I’d like to start by stating that I enjoyed this. The
writing was sharp and the acting was generally of a very high standard,
particularly Amy Ryan as Sandra, who made me squirm with her character’s
awfulness.
But a few things puzzled me – first, why weren’t some of the
references Americanized? I know that this is a very British play, but there’s
nothing wrong with adapting it for your audience, especially if doesn’t affect
the plot at all. For example, one character mentioned that she had a roommate
who she found on Gumtree. I think that’s supposed to have been a laugh/groan
with familiarity line, but literally no one in the room knew what the reference
was – craigslist would have been understood and is still London-appropriate.
During the first intermission, I had a conversation with my neighbor about how
I wondered if tuition fees (for university) were going to come up, to contrast
with the student grant that Kenneth was living on in the first act. He didn’t know
what I was talking about – a clear case of something missing its mark with an
audience less familiar with contemporary UK social issues. (I’m also not sure
why Mike Bartlett didn’t do anything with this later.)
Second, I struggled to figure out whether this play was
written for Boomers, for Millennials, both groups, or neither of them. Although
I kind of loathed having two intermissions, although I’m sure they were
necessary for the elaborate set changes, it was nice to have a chance to think
about what might be coming next for the characters. I was lucky enough to have
a great seatmate, who was up for chatting about these things.

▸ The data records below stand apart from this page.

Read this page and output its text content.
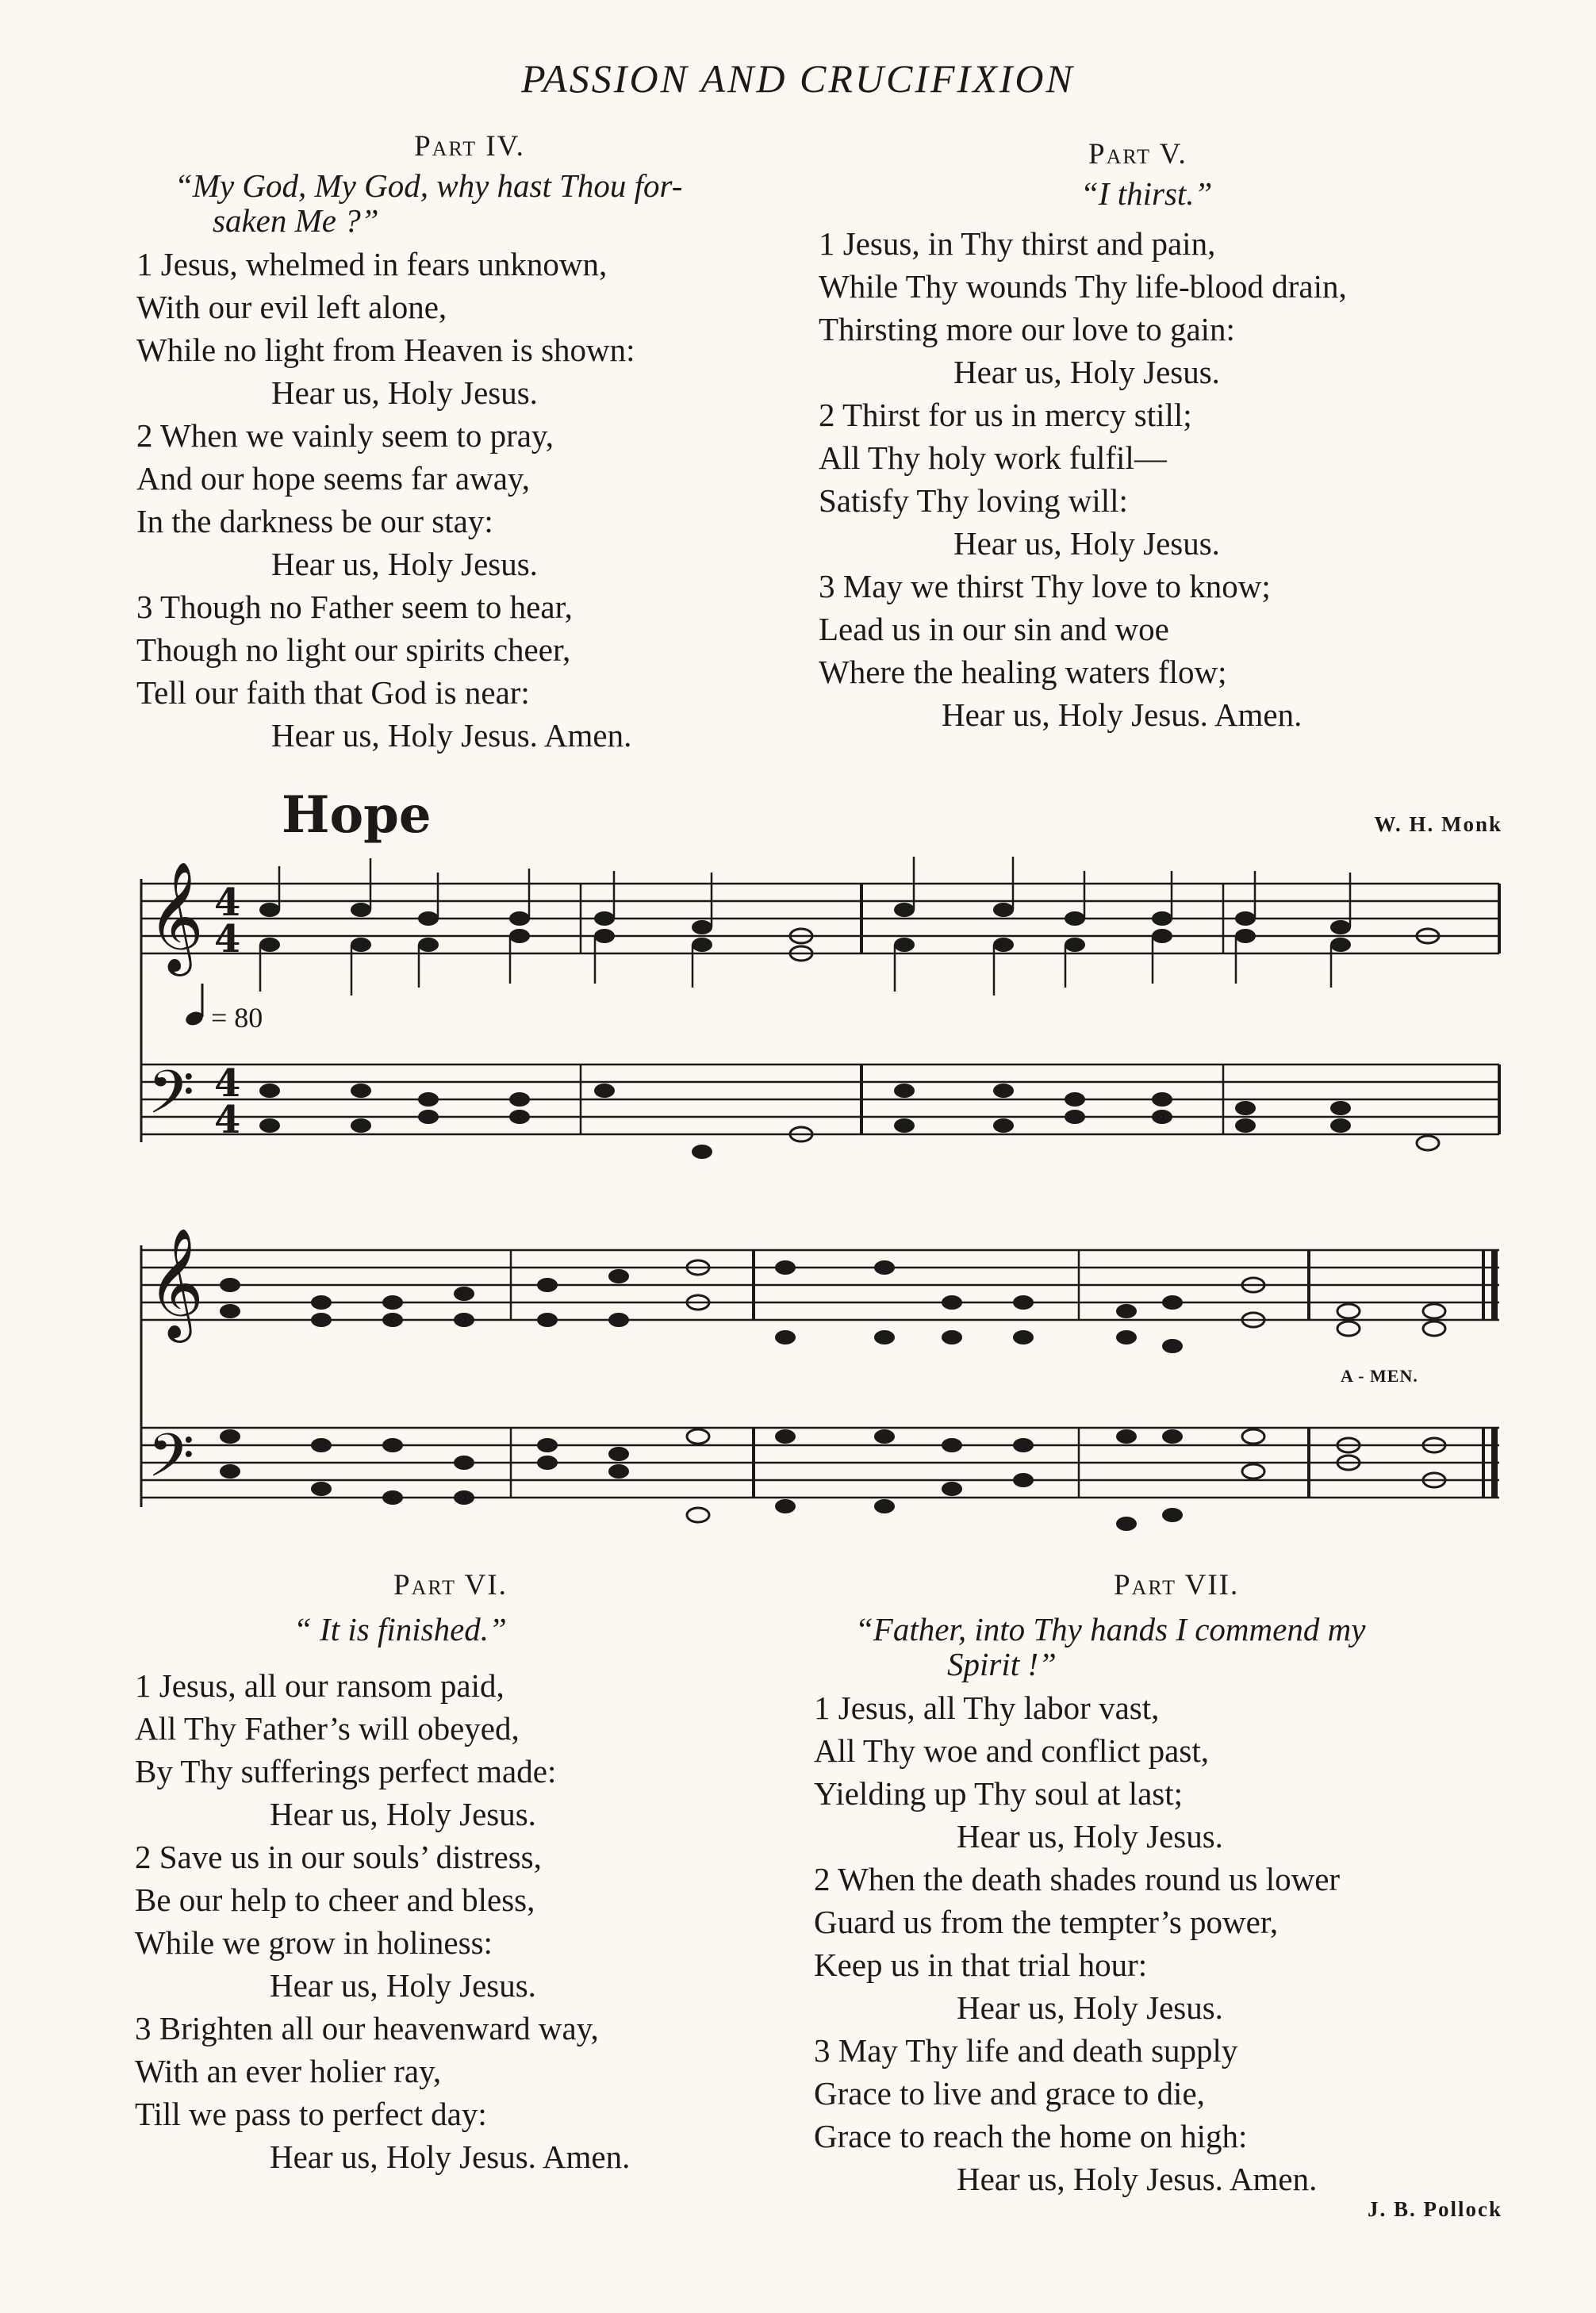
PASSION AND CRUCIFIXION
Part IV.
“My God, My God, why hast Thou for-
saken Me ?”
1 Jesus, whelmed in fears unknown,
With our evil left alone,
While no light from Heaven is shown:
Hear us, Holy Jesus.
2 When we vainly seem to pray,
And our hope seems far away,
In the darkness be our stay:
Hear us, Holy Jesus.
3 Though no Father seem to hear,
Though no light our spirits cheer,
Tell our faith that God is near:
Hear us, Holy Jesus. Amen.
Part V.
“I thirst.”
1 Jesus, in Thy thirst and pain,
While Thy wounds Thy life-blood drain,
Thirsting more our love to gain:
Hear us, Holy Jesus.
2 Thirst for us in mercy still;
All Thy holy work fulfil—
Satisfy Thy loving will:
Hear us, Holy Jesus.
3 May we thirst Thy love to know;
Lead us in our sin and woe
Where the healing waters flow;
Hear us, Holy Jesus. Amen.
Hope	W. H. Monk
𝄞
𝄢
𝄞
𝄢
4
4
4
4
= 80
A - MEN.
Part VI.
“ It is finished.”
1 Jesus, all our ransom paid,
All Thy Father’s will obeyed,
By Thy sufferings perfect made:
Hear us, Holy Jesus.
2 Save us in our souls’ distress,
Be our help to cheer and bless,
While we grow in holiness:
Hear us, Holy Jesus.
3 Brighten all our heavenward way,
With an ever holier ray,
Till we pass to perfect day:
Hear us, Holy Jesus. Amen.
Part VII.
“Father, into Thy hands I commend my
Spirit !”
1 Jesus, all Thy labor vast,
All Thy woe and conflict past,
Yielding up Thy soul at last;
Hear us, Holy Jesus.
2 When the death shades round us lower
Guard us from the tempter’s power,
Keep us in that trial hour:
Hear us, Holy Jesus.
3 May Thy life and death supply
Grace to live and grace to die,
Grace to reach the home on high:
Hear us, Holy Jesus. Amen.
J. B. Pollock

For context, Love, Love, Love is a three-act play. The first
act takes place in 1967, where we are introduced to Sandra & Kenneth – both
students at Oxford, interested in drinking, smoking, getting high, and sex and
obsessed with not being trapped and getting the most out of life before they
eventually die. The next act is set in 1990, the night of Kenneth &
Sandra’s daughter Rosie’s 16th birthday. It is also the night that they
discover that they have both had affairs: Sandra unilaterally decides that
they’re going to get divorced and announces this to their children over
birthday cake. Apparently, they’ve both been feeling trapped (that word again)
in their cozy suburban life in Reading, where they and their children appear to
want for nothing (other than their parents’ love and attention). The final act
is set in 2011, where the now-37-year-old Rosie demands that her parents buy
her a house after a lengthy rant about how her parents are responsible for the
fact that she ended up nearly-40 with no stable job, living in a rented flat
with a random roommate, with no partner, and childless. Her parents refuse, telling
her that life isn’t fair and that they had to work hard for everything they’ve
achieved (e.g. her father is making approximately 3x Rosie’s yearly income,
even in retirement). They’re patronizing and still won’t listen to her. It’s all rather horrible.
I spent the first two acts thinking that the play was
written for Millennials, highlighting the fact that their parents’ generation
may owe a great deal of its success to both
luck – the luck to have been born into a strong welfare state (subsequently
decimated by Thatcher, New Labour, and Cameron) and era of booming economic
prosperity – and hard work. And then, when the playwright opened act three with
one Millennial who couldn’t stop playing games on his phone and another who
blamed all of her misfortune on her
parents, I felt like he was trapping his characters in all of the cliché
criticisms of my generation (let’s ignore the fact that at 37, Rosie is
actually too old to be a Millennial and graduated from university in the mid
1990s, a time of economic prosperity). Her parents were just as bad – embodying
every cliché about how Boomers selfishly bled the welfare state and the planet
dry, then razed a path of destruction in their wake, leaving nothing for the
generations that followed. Honestly, I don’t really think the act said anything
new about the tension between Boomers and their children, unless the audience
really hasn’t been paying attention at all (a distinct possibility, in which
case I withdraw this criticism…I recognize that not everyone will be as obsessed
with the Guardian’s generation gap coverage as I am).
Finally, and to tie it back into my first point – I’m not so
sure that the play, despite its excellent production and writing, really
resonated with the audience. I think there are significant differences between
the American and British experiences of generational tension and the play
assumes a level of familiarity with British references that the audience just
didn’t seem to understand. (I had just
attended a talkback session with the British director of The Cherry Orchard, Simon Godwin, who spoke extensively
about how much he had learned during rehearsal and previews about the
differences between British and American audiences and the ways different
things resonate with each of them…I think some of that sensitivity wouldn’t
have gone amiss at Love, Love, Love.)
Still, it’s well worth seeing and any piece of theatre that
leads me to write almost a thousand words afterwards isn’t a bad thing.
Thought-provoking is my favorite kind of theatre!